Lush Life by Richard Price (a requested birthday or Christmas book I am just getting round to; each book in its rightful time).

Yes, a real tribute to an author, that he or she could have such sway and magnetic force.

Either that or the coffee I drank before the Vestry meeting had mega-doses of Caffeine Plus.

Or just something weird going on in me and my brain (I love reading the latest stuff on neurology, realizing we are pretty darn hard-wired in compelling but just-beginning-to-understand ways).

Tip of my San Francisco Giants' baseball cap to Richard Price and Lush Life anyway.

Friday, July 27, 2007

The Revenge of the Busness Gods



Late as usual to work, I get in the car. Yesterday I gladly took the bus, but this morning I had already missed the 8:04 bus into downtown, so I proceeded to embrace the auto alternative (AA) (how many countless times since puberty have I quote embraced the auto alternative unquote?). Turn on AC , drive down the avenue, mail the subscription invoice to
The Economist magazine with the word Cancel in purple ink written twice on it, via my work-supplied tres au courant Uniball Vision pen. I think The Economist is a terrific and first-rate 'zine, especially the weekly obit, but during my trial run I did not find time to read it; I barely have time to read the cartoons in the weekly issue of The New Yorker I subscribe to.

Rewind the narrative. Leave car running, walk six to eight steps to mailbox, insert mail, return to idling car,
which is locked! All doors are locked, with cellphone sitting in plain view on the front seat, passenger side. I have never done this. Until now. It briefly reminds me of the time Violet G., in Dover, New Jersey, left her car running in her in-house garage below our apartment and almost killed us all with carbon monoxide, including newborn One and Only Son. (This was one time FirstSpouse's tendency toward paranoia proved invaluable, infinitely so. I owe her thanks for that. Infinitely so.) Walk up the avenue, and I mean uphill, in the heat, wondering why, and how. And fretting slightly over being ever later to work. Knock on our door. Fortunately, CurrentSpouse is not asleep yet from night-before work. She opens the door.

"What happened?"

"I was at the mailbox, and . . . "

"You mailed your keys," she replied in the fashion that longtime partners have of finishing each other's sentences.

"No, left 'em in the car, running. There's something wrong with me neurologically. I've never done that."

"You're just getting old," she said evenly and without rancor.

Grab her spare key off the rack of keys near the door (just about the only steadily organized aspect of our household). Walk fast and jog part way down the hill. Feck it. Slow down, I tell myself. Enjoy the whole episode. Roll with it. I feel light, almost laughing, not scolding myself for this lapse. "No judgment," as the beloved late Anthony DeMello pronounced frequently in the tapes I used to listen to in 1993, driving anywhere.

This is grace.

No ticket on the car.
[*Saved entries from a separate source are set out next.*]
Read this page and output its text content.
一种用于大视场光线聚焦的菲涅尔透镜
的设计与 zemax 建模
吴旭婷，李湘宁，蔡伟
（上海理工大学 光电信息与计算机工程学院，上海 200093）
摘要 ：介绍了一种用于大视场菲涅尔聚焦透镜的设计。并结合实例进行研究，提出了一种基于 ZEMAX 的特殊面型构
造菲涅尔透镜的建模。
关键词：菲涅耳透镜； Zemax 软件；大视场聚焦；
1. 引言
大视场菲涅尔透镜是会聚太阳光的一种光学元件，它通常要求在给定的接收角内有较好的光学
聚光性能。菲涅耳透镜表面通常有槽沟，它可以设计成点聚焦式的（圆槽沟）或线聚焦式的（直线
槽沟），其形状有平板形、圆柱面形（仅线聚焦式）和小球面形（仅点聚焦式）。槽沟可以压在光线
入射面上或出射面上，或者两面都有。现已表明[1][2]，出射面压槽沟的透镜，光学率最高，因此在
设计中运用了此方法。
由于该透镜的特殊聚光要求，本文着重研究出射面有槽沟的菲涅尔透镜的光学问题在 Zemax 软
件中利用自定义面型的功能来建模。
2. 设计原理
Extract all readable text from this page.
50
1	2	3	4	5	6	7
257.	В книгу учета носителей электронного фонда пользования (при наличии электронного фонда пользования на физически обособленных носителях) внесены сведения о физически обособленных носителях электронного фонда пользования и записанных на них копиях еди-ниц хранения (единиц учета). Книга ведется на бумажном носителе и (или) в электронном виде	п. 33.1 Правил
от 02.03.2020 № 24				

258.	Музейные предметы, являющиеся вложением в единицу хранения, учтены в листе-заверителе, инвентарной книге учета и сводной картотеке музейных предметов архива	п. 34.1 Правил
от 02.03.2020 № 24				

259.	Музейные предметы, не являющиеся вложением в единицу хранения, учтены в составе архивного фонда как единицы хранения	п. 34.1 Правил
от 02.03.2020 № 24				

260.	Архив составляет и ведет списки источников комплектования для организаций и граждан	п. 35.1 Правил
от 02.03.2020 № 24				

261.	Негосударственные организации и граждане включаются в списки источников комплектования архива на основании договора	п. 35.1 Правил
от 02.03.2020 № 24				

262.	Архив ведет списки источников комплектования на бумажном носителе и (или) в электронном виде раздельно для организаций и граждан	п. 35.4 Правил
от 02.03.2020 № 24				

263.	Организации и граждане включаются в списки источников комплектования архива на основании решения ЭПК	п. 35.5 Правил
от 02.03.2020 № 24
Nor is it towed away. (Glancing thought: In some cities this would look like a looming terror threat; such are the times.) Open door of idling car. Enter, sweating. Crank AC to max. Soothing.

Drive to work, with good success on the several traffic lights.

Manage a smile, upon entering work, greeting Mary V., at 10th-floor reception desk.

This is my little secret with the world. No high drama, no "poor me," no endless and tedious recounting to co-workers. The grace of anonymity.

Just gratitude to be in The Game (although the bus does indeed beckon me to return).

P.S. Didn't you read "busness" as "business"? I would have.

P.P.S. Change "gods" to "goddesses" if you are so inclined.

(Photo credits: Bus is in 'Yeats Country,' with mystical Ben Bulben in the background; and Pawlie Kokonuts walking in Sligo City.)